Once a Molokan is married, there is no way out. Marriage is for life; whoever breaks the wedding vows will be despised and rejected by the community.

No one can come to the wedding without an invitation. When we asked to be present and take some pictures at the wedding ceremony, the bride turned our request down. The relatives explained to us that the newlyweds belonged to different currents and they wished to avoid any additional talk, despite the fact that marriages between followers of different currents are not forbidden.

Marriage to outsiders is a different matter. Molokans aren't supposed to mix blood with Armenians, although there have been such marriages in the history of Fioletovo.

Zhenya Telegina was born in Djermuk. She met her future husband at the hospital where she worked.

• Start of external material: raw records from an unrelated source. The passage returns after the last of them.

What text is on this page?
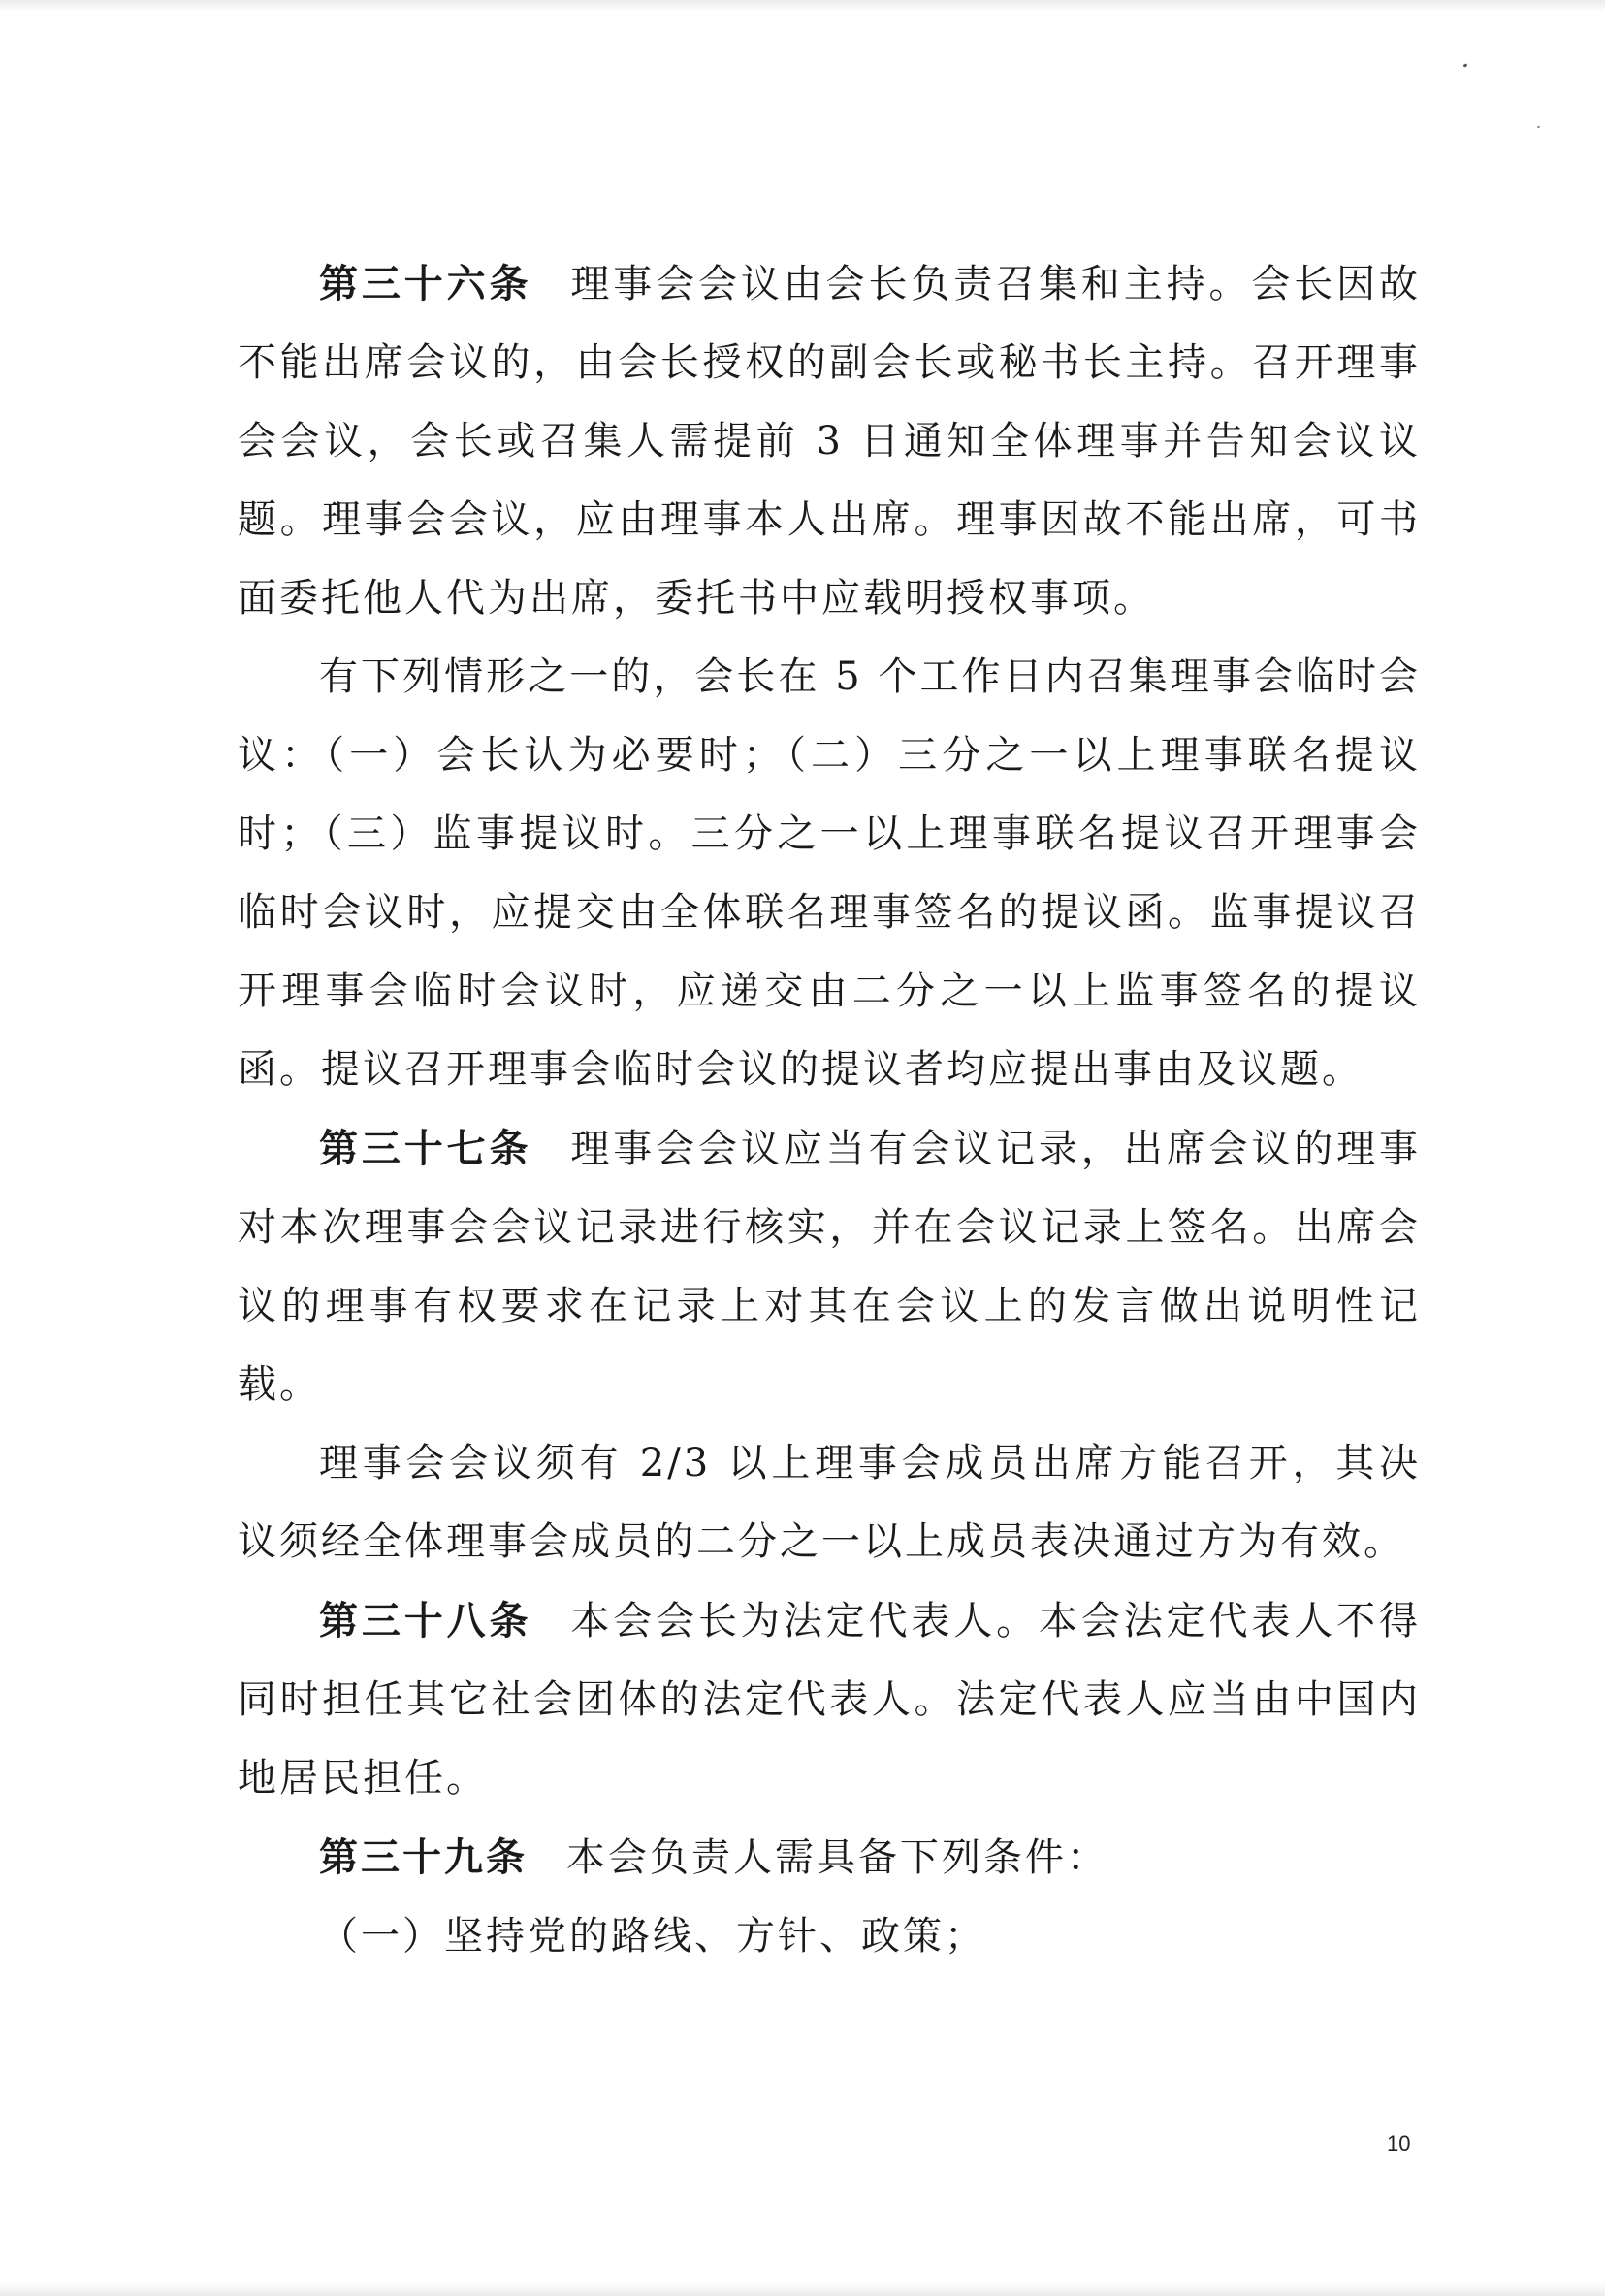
第三十六条 理事会会议由会长负责召集和主持。会长因故不能出席会议的，由会长授权的副会长或秘书长主持。召开理事会会议，会长或召集人需提前 3 日通知全体理事并告知会议议题。理事会会议，应由理事本人出席。理事因故不能出席，可书面委托他人代为出席，委托书中应载明授权事项。

有下列情形之一的，会长在 5 个工作日内召集理事会临时会议：（一）会长认为必要时；（二）三分之一以上理事联名提议时；（三）监事提议时。三分之一以上理事联名提议召开理事会临时会议时，应提交由全体联名理事签名的提议函。监事提议召开理事会临时会议时，应递交由二分之一以上监事签名的提议函。提议召开理事会临时会议的提议者均应提出事由及议题。

第三十七条 理事会会议应当有会议记录，出席会议的理事对本次理事会会议记录进行核实，并在会议记录上签名。出席会议的理事有权要求在记录上对其在会议上的发言做出说明性记载。

理事会会议须有 2/3 以上理事会成员出席方能召开，其决议须经全体理事会成员的二分之一以上成员表决通过方为有效。

第三十八条 本会会长为法定代表人。本会法定代表人不得同时担任其它社会团体的法定代表人。法定代表人应当由中国内地居民担任。

第三十九条 本会负责人需具备下列条件：

（一）坚持党的路线、方针、政策；

10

The Molokan husband married the Armenian woman on the condition that she accept his religion. The 52-year-old woman belongs to the Pryguni branch. Her husband died eleven years ago, leaving his wife without children. Molokans consider her a "super Armenian" and like to say, "She came to live in our village and calls us to order." Zhenya makes her living by running her own small store, and by selling sauerkraut, the secret of which she learned from the Molokans, mainly in Yerevan . Zhenya constitutes a minority within a minority, and often rebels against custom.

"They do everything in secret. They preach that it is forbidden to drink, to smoke, to commit adultery, to gossip, but they do things that make you ask why you should be a follower if you commit such sins. They preach that you should forgive but they don't forgive. Their young girls can gad about the streets all night long and then get honorably married. They can despise a person all his life and expel him from the community, and at the same time they preach that God forgives every one," says Zhenya. Although she follows the ideology of the Pryguni, she considers it a formality, and does not take part in the gatherings.

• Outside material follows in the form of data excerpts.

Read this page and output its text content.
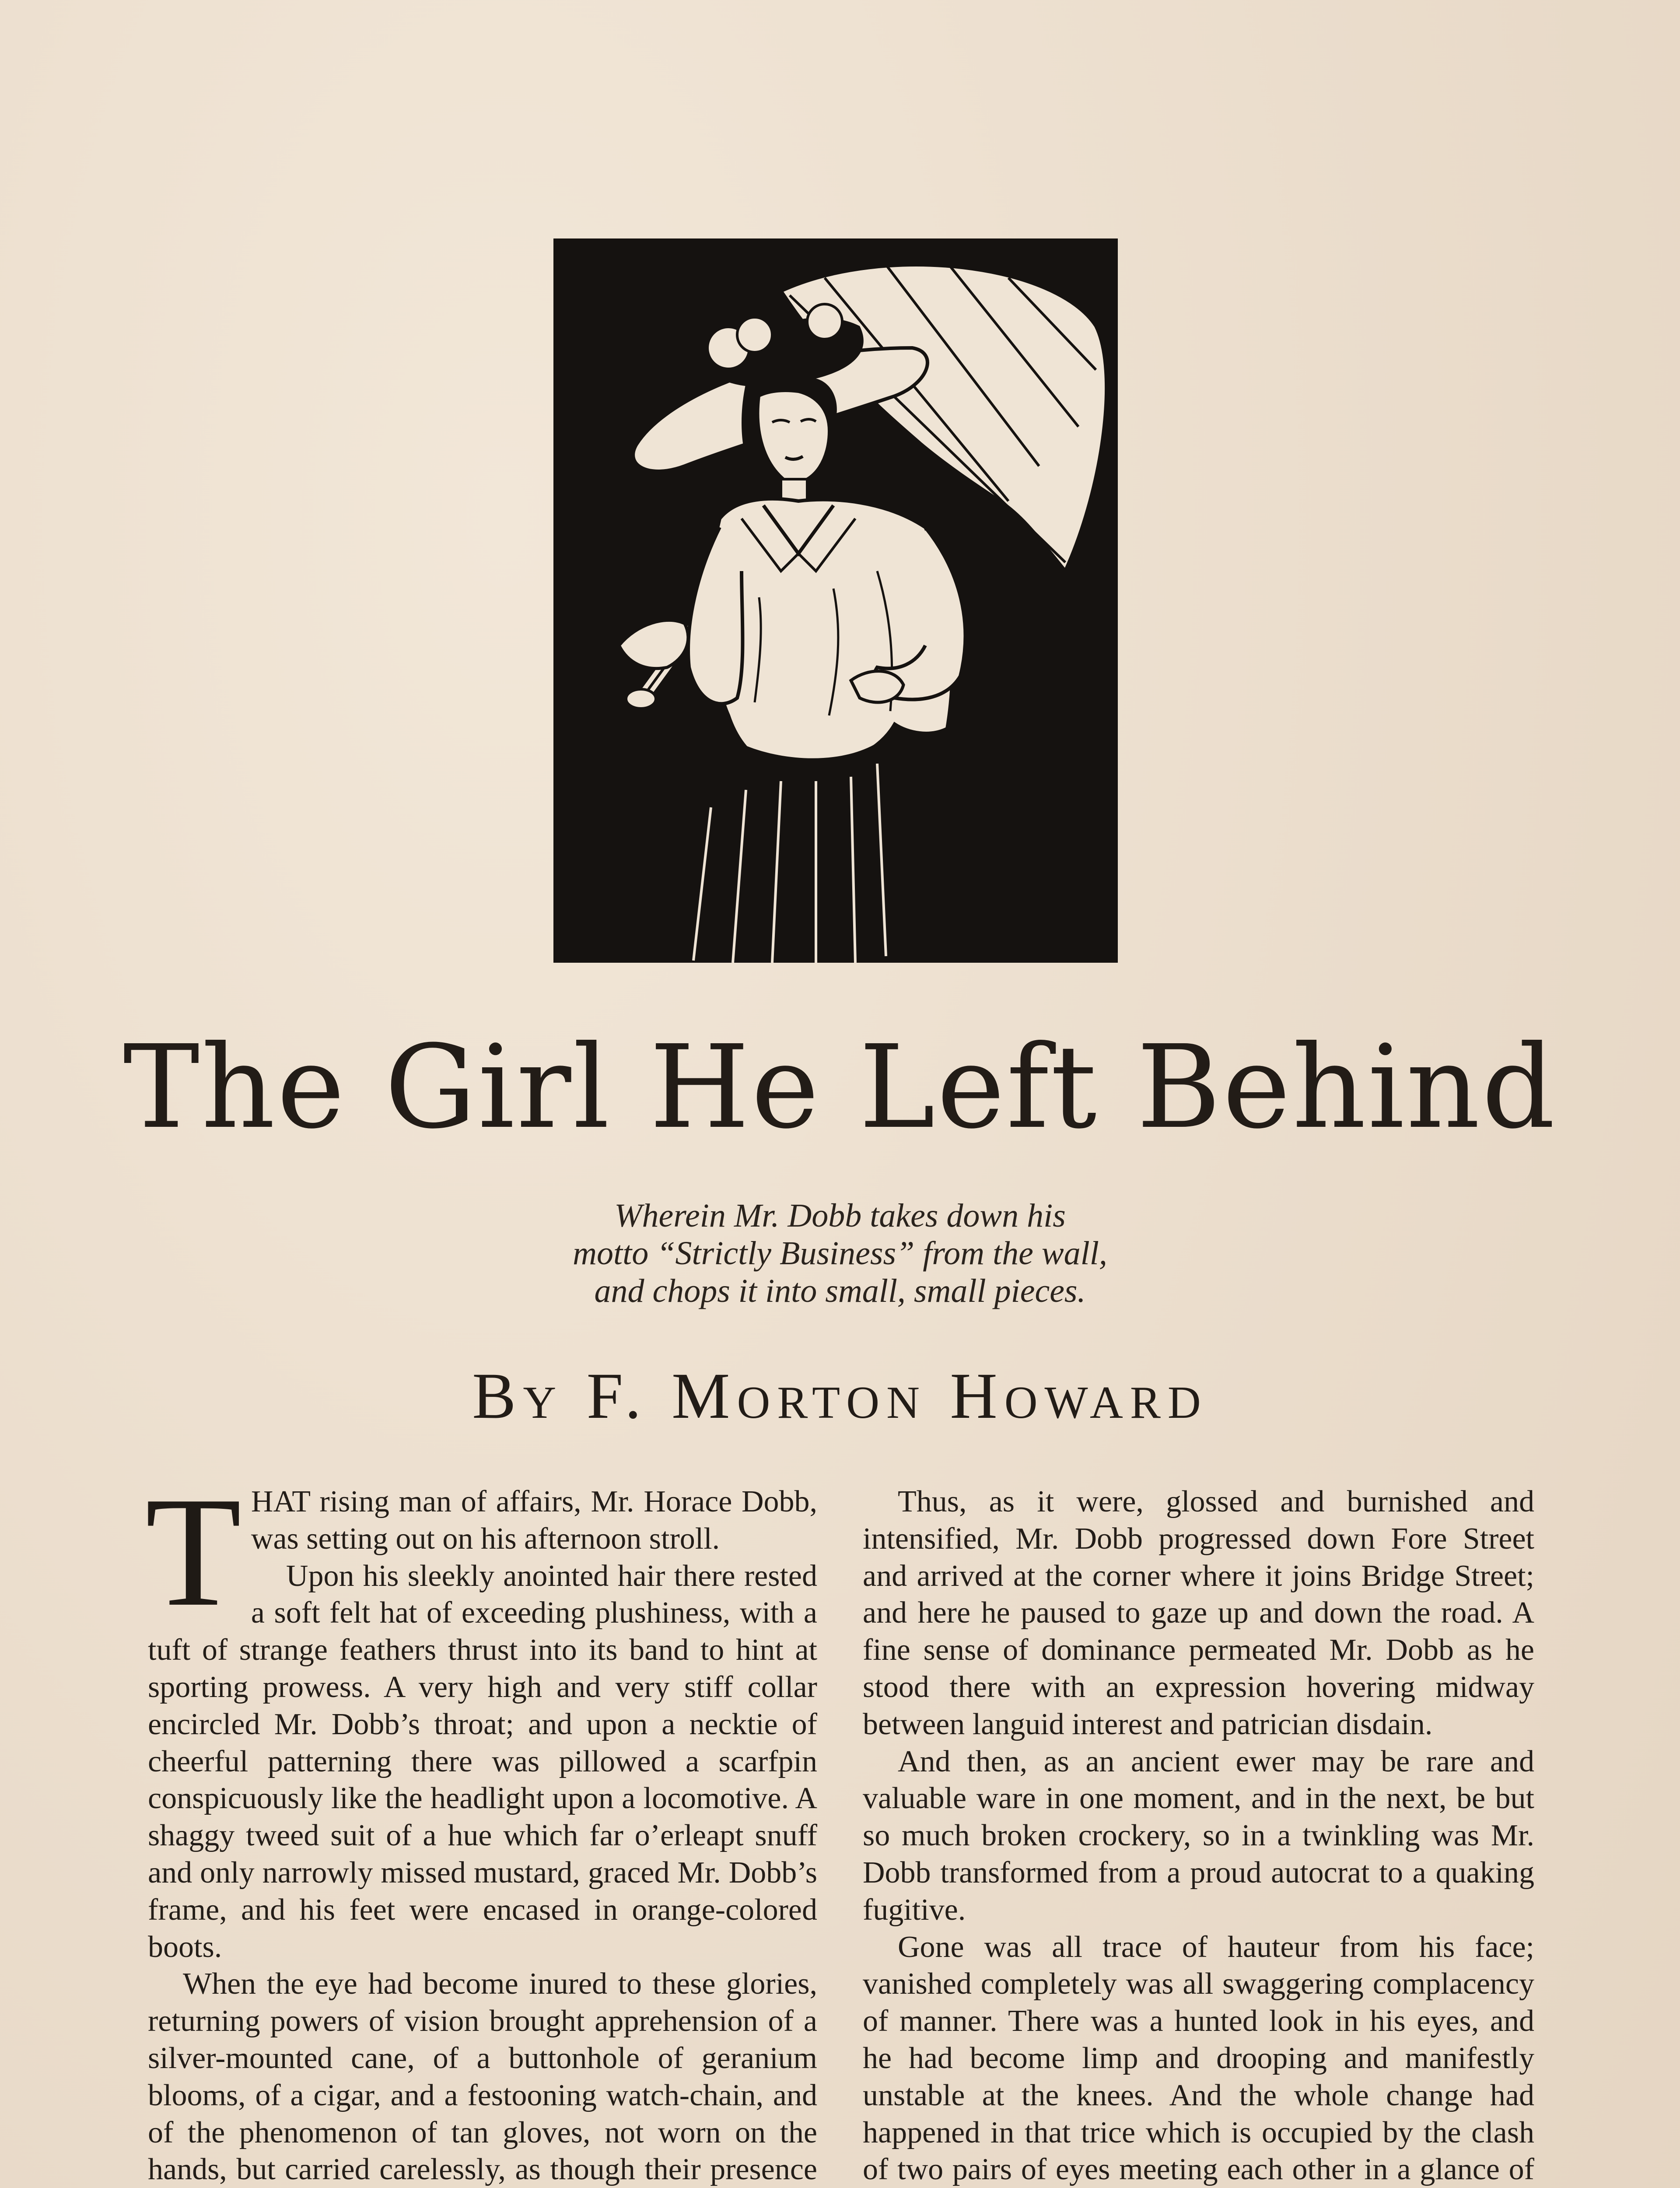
The Girl He Left Behind
Wherein Mr. Dobb takes down his
motto “Strictly Business” from the wall,
and chops it into small, small pieces.
By F. Morton Howard

THAT rising man of affairs, Mr. Horace Dobb, was setting out on his afternoon stroll.

Upon his sleekly anointed hair there rested a soft felt hat of exceeding plushiness, with a tuft of strange feathers thrust into its band to hint at sporting prowess. A very high and very stiff collar encircled Mr. Dobb’s throat; and upon a necktie of cheerful patterning there was pillowed a scarfpin conspicuously like the headlight upon a locomotive. A shaggy tweed suit of a hue which far o’erleapt snuff and only narrowly missed mustard, graced Mr. Dobb’s frame, and his feet were encased in orange-colored boots.

When the eye had become inured to these glories, returning powers of vision brought apprehension of a silver-mounted cane, of a buttonhole of geranium blooms, of a cigar, and a festooning watch-chain, and of the phenomenon of tan gloves, not worn on the hands, but carried carelessly, as though their presence

Thus, as it were, glossed and burnished and intensified, Mr. Dobb progressed down Fore Street and arrived at the corner where it joins Bridge Street; and here he paused to gaze up and down the road. A fine sense of dominance permeated Mr. Dobb as he stood there with an expression hovering midway between languid interest and patrician disdain.

And then, as an ancient ewer may be rare and valuable ware in one moment, and in the next, be but so much broken crockery, so in a twinkling was Mr. Dobb transformed from a proud autocrat to a quaking fugitive.

Gone was all trace of hauteur from his face; vanished completely was all swaggering complacency of manner. There was a hunted look in his eyes, and he had become limp and drooping and manifestly unstable at the knees. And the whole change had happened in that trice which is occupied by the clash of two pairs of eyes meeting each other in a glance of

In September alone, the Pryguni celebrate three holidays. One of these is Remembrance Day, on which they visit the grave of a loved one the first time since the funeral. The second holiday is the Day of Absolution, and the third is the Day of Listening to God's Word.

"They preserve their culture," Zhenya Telegina says of her neighbors. There are presently 585 households in Fioletovo. They are seen as hard-working people who pay taxes on time and don't like to be in debt.

"The word of our ancestors is law for us," says the oldest man in the village. "They told us to live here and that means that we must keep living on this land. This is our land."